Every May in Holland Michigan, something special happens. The tulips bloom. Not just a few, but over 5 million! Tulip Time is a festival that celebrates the town’s Dutch heritage. In the 1960’s, the town purchased an authentic windmill from the Netherlands’s named De Zwaan (the Swan). As a Swedish immigrant, Kirsten was the obvious doll choice and couldn’t wait to go!
Knowing there would be high volumes of traffic during Tulip Time, I left my hotel really early in the morning. With Kirsten secure in my backpack, off we headed to see De Zwaan. To my surprise, the town was calm and sleepy. The morning was cool and I was able to enjoy the sites. The whole town embraces their Dutch culture and small windmills are everywhere. Before heading to Windmill Island Gardens, I decided to take advantage of the quite morning and get some pictures of Kirsten.
Windmill Island Gardens is the home of De Zwaan Windmill. The windmill was built in 1884 from pieces of older windmills. It was damaged in WWII, and had fallen into disrepair. City officials from Holland, MI worked with the Dutch to purchase the windmill. As I waited in line to purchase my tickets, the sights were beautiful! The colorful buildings, the tulips and of course, De Zwaan. First, I headed to the windmill for my tour. My guide was dressed in authentic Dutch clothing and wearing wooden shoes!
We were able to visit 5 of the 7 floors. Each level, is smaller than the one before. The layout reminded me of a lighthouse, with the stairs spiraling up, hugging the side of the building.
It was on the fifth floor that we were able to see the millstones. One set for show and one for grinding. Alisa Crawford, De Zwaan’s miller, just happened to walk through! She stopped and talked with us for a moment. After seeing her do a couple of interviews on TV, it was neat to see her standing there in person. Alisa Crawford is the only woman member of the Dutch milling guild, and the only American to have traveled to the Netherlands to complete the Dutch Mill Society’s training program for millers. As the miller, Alisa must keep moving all the time. She lowers and raises the millstones to keep the flour the right consistency. She rotates the 40 foot blades to keep them in the wind. At times, Alisa has to climb out onto the blades, wearing only a harness. That’s the part where Kirsten decided she didn’t want to be a miller.

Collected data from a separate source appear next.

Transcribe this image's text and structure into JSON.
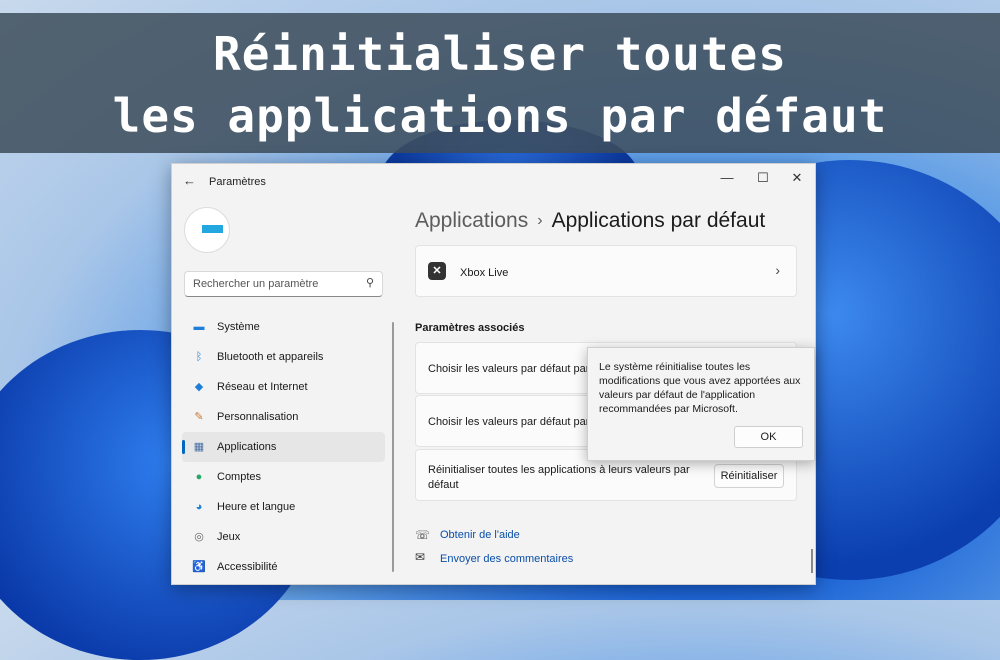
{
  "banner": {
    "line1": "Réinitialiser toutes",
    "line2": "les applications par défaut"
  },
  "window": {
    "title": "Paramètres",
    "controls": {
      "minimize": "—",
      "maximize": "☐",
      "close": "✕"
    }
  },
  "search": {
    "placeholder": "Rechercher un paramètre"
  },
  "sidebar": {
    "items": [
      {
        "label": "Système",
        "icon": "monitor-icon"
      },
      {
        "label": "Bluetooth et appareils",
        "icon": "bluetooth-icon"
      },
      {
        "label": "Réseau et Internet",
        "icon": "wifi-icon"
      },
      {
        "label": "Personnalisation",
        "icon": "brush-icon"
      },
      {
        "label": "Applications",
        "icon": "apps-icon",
        "active": true
      },
      {
        "label": "Comptes",
        "icon": "person-icon"
      },
      {
        "label": "Heure et langue",
        "icon": "globe-clock-icon"
      },
      {
        "label": "Jeux",
        "icon": "gamepad-icon"
      },
      {
        "label": "Accessibilité",
        "icon": "accessibility-icon"
      }
    ]
  },
  "breadcrumb": {
    "parent": "Applications",
    "separator": "›",
    "current": "Applications par défaut"
  },
  "xbox_row": {
    "label": "Xbox Live",
    "icon": "xbox-icon"
  },
  "related": {
    "heading": "Paramètres associés",
    "row1": "Choisir les valeurs par défaut par ty",
    "row2": "Choisir les valeurs par défaut par ty",
    "row3": "Réinitialiser toutes les applications à leurs valeurs par défaut",
    "reset_button": "Réinitialiser"
  },
  "links": {
    "help": "Obtenir de l'aide",
    "feedback": "Envoyer des commentaires"
  },
  "dialog": {
    "message": "Le système réinitialise toutes les modifications que vous avez apportées aux valeurs par défaut de l'application recommandées par Microsoft.",
    "ok": "OK"
  }
}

It started sprinkling as we went out on the deck, but the views were beautiful. After purchasing some freshly ground flour, we headed to the tulip field and then the little village.

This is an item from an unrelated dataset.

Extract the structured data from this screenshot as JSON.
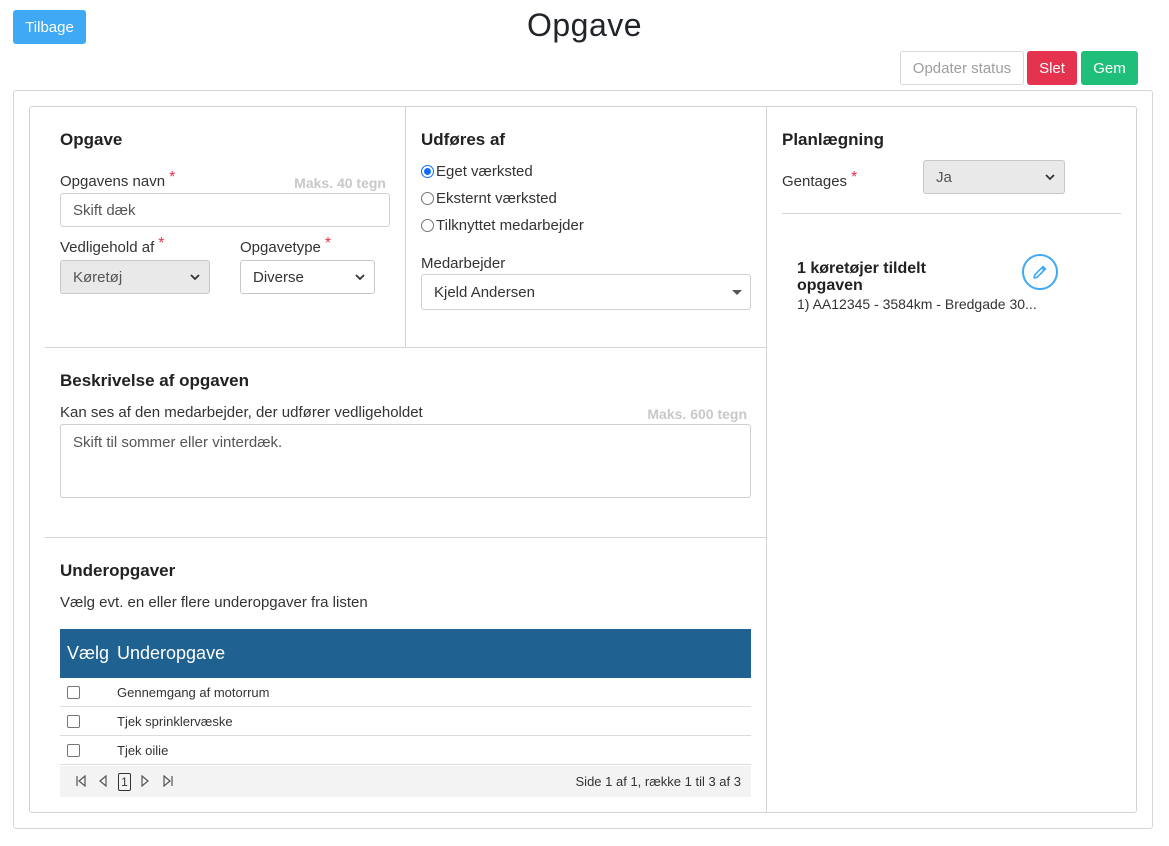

The gift shop held so many cute things, including Coo Coo Clocks! Kirsten searched for souvenirs that were just her size. She found a windmill and a trinket box to spruce up the cabin. Then, the part Kirsten had been waiting for, the Wooden Shoe Shop!
Kirsten found wooden shoes just her size! At the engraving table, the choice was simple. She wanted her name on them! To see Kirsten’s wooden shoes and her souvenirs displayed visit Kirsten’s Cabin.
Even though it rained a little and a lot of the tulips hadn’t opened yet, it was a great day! One that Kirsten will always remember.